Category: Threat Actor Activity | Industry: Technology | Source: Unit 42

A threat campaign known as 'Manic Menagerie 2.0' has emerged as an active and evolved version of the original campaign, Manic Menagerie. Researchers from Unit42 have uncovered this new campaign which aims to compromise web resources and deploy coin miners for financial gain. Unit42 observed the targets of this campaign to be "web hosting and IT providers in the United States and European Union." Web shells play a prominent role in establishing and retaining the threat actor's foothold in the compromised environment, allowing them to exploit resources on the compromised hosts. By leveraging hijacked legitimate websites, the attackers can expand their inventory of command and control (C2) servers.

Unit42 identified the first instance of the Manic Menagerie 2.0 campaign during late 2020, in which threat actors would exploit "vulnerable web applications and IIS servers," leading to the deployment of their web shells. Multiple Microsoft Exchange vulnerabilities had been exploited by the threat actors including: ProxyNotShell (CVE-2021-26855 & CVE-2022-41040), ProxyShell (CVE-2021-34473), and ProxyToken (CVE-2021-33766). Once a foothold had been established the threat actors would proceed to initiate reconnaissance, escalate privileges, and add additional persistence mechanisms with a new user account.
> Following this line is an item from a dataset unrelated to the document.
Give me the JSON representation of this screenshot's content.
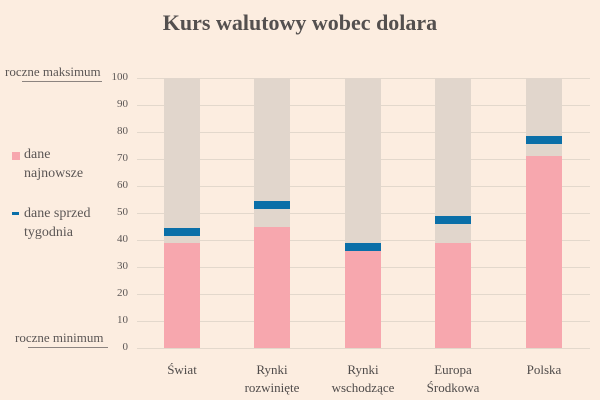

Several public and custom tools are deployed from the threat actors to aid in these actions including the RunasCs utility, PCHunter, a webshell deployment tool, loaders, variants of the potatoes local privilege escalation (LPE) suite, and others.

"The second distinct wave of attacks observed in the Manic Menagerie 2.0 campaign is characterized mainly by massive deployment of web shells to the hosted websites. "This allows the attacker to strengthen their foothold by enabling them future public access, and to hide their web shells deep in nested folders," said Unit42. During the 2022 year, the threat actors had a focus on deploying their web shells at scale. They enhanced their tactics, techniques, and procedures (TTPs) to quickly gather server information and deploy web shells at scale using their custom web shell deployment tool, sh.exe. "The role of this tool is to write web shells at scale to hosted websites, based on a preconfigured list of paths and legitimate hijacked websites on the server sharing the same public IP address," as analyzed by Unit42.